Faces of the 2010 Class: The Gazette-Times asked several Benton County high schools to nominate students for profiles. We were looking for students who had overcome considerable obstacles to graduate. Today’s profile is the third of five that will appear in the Gazette-Times between now and June 12.
Today: Philomath High School, Santiam Christian High School
ADAIR VILLAGE — Vrithe is a small, remote village in northern Albania. It’s also located within one of the more traditional regions of the Balkans. Girls raised there usually finish their education after the eighth grade. By the time they are 18, most of them are married. Few even consider college or a career as viable options.
Kristina Milaj hopes to help change that — starting with her own example.
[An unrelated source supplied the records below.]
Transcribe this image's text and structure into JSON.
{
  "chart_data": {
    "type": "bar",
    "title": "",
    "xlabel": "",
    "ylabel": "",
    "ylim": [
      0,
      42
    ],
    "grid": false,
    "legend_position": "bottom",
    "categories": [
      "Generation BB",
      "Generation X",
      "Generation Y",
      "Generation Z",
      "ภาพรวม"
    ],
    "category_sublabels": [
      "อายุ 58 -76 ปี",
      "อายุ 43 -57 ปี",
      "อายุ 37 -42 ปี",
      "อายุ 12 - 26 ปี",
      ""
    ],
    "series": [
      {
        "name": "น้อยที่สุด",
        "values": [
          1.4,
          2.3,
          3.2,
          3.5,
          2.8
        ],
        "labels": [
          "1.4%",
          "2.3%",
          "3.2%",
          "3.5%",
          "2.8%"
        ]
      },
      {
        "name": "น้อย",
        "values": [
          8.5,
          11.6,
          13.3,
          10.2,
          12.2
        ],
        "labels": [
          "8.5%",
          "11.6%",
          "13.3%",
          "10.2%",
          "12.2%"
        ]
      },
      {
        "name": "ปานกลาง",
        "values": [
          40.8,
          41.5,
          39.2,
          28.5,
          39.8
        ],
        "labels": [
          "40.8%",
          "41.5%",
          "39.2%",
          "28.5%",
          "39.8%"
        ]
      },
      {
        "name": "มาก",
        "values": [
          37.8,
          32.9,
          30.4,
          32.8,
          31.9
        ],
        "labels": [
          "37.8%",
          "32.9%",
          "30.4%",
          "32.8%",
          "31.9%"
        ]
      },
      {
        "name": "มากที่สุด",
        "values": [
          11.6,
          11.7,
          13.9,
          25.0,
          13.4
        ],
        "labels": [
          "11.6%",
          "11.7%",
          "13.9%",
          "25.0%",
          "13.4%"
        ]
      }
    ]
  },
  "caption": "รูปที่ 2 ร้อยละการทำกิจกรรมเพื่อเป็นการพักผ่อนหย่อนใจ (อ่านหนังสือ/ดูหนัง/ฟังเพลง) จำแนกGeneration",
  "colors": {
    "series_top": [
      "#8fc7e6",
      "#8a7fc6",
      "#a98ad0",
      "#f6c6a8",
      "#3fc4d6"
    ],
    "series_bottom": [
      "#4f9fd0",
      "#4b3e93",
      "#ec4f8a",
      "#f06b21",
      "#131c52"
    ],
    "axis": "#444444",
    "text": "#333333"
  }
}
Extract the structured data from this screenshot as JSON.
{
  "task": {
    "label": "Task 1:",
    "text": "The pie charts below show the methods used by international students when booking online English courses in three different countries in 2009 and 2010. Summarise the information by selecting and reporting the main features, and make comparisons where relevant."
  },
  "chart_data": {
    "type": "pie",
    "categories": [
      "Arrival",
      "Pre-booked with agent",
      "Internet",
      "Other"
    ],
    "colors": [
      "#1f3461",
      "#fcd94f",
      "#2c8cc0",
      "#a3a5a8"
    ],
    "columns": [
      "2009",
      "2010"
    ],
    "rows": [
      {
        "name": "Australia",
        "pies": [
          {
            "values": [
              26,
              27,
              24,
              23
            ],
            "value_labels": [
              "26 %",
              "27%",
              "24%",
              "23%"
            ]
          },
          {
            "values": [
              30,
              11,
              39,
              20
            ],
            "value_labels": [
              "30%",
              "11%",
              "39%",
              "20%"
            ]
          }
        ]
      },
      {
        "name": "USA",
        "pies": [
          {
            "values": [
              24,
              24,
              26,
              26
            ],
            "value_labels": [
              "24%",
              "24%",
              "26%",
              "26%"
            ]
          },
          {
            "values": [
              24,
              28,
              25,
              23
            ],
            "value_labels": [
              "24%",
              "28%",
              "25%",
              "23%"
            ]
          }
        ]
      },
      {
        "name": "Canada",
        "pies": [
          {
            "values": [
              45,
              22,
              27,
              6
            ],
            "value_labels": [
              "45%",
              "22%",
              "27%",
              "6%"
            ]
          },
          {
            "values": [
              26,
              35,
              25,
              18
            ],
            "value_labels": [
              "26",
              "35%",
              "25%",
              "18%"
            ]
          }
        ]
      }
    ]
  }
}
When she strides across the gym floor at Santiam Christian High School on Saturday to receive her diploma, Milaj, 18, will be the first girl from Vrithe to graduate from high school.
“I’ve done more than I ever expected to,” Milaj said. “I’m so grateful and thankful for the opportunities I have received here.”
Milaj was encouraged to further her education by Corvallis resident Steve Cook, a geosciences instructor at Oregon State University who is the president of the Albanian Alps Institute. The nonprofit organization aims to improve the quality of educational opportunities for the children of the isolated Malsia e Madhe region of northern Albania.
However, convincing some of her family members of that was difficult for Milaj. She said they wanted her stay in Vrithe and help her mother, who is a widow.
“They didn’t understand why I was going against the culture,” Milaj said. “Some still don’t. It was really hard for my mother at first, but she’s become more accepting of it. She realizes how much it has helped me.”
Milaj lives with Cook and his wife, Terri, who have been supportive. Milaj is graduating with a 3.96 grade-point average and has especially enjoyed her elective classes, which aren’t offered in many Albanian schools. She even participated in a play at SC this year.
Having better access to technology also has been a welcome change. Milaj’s school in northern Albania didn’t have running water or electricity, much less computers.
“The only time I used computers was at Internet cafes,” Milaj said. “Even then, all I could do was check and write e-mail.”
It took awhile for Milaj to get used to the culture and freedoms young people enjoy here. She recalled that she was shocked when she overheard another SC student mention that her mother prepared lunch for her every day. Milaj said she’d be ashamed to admit something like that. At home, she has been taught to be of service to her mother.
“I was already doing a lot of cooking and cleaning on my own,” Milaj said. “So I didn’t get that attitude at first.”
Milaj will attend Oregon State University this fall and plans to major in civil engineering. While she said she wouldn’t mind returning to Albania, she is keeping her post-college options open.
“I would love to work in a Third World country,” she said. “I want to promote education and help other girls go to high school and college. There’s so much they can do.”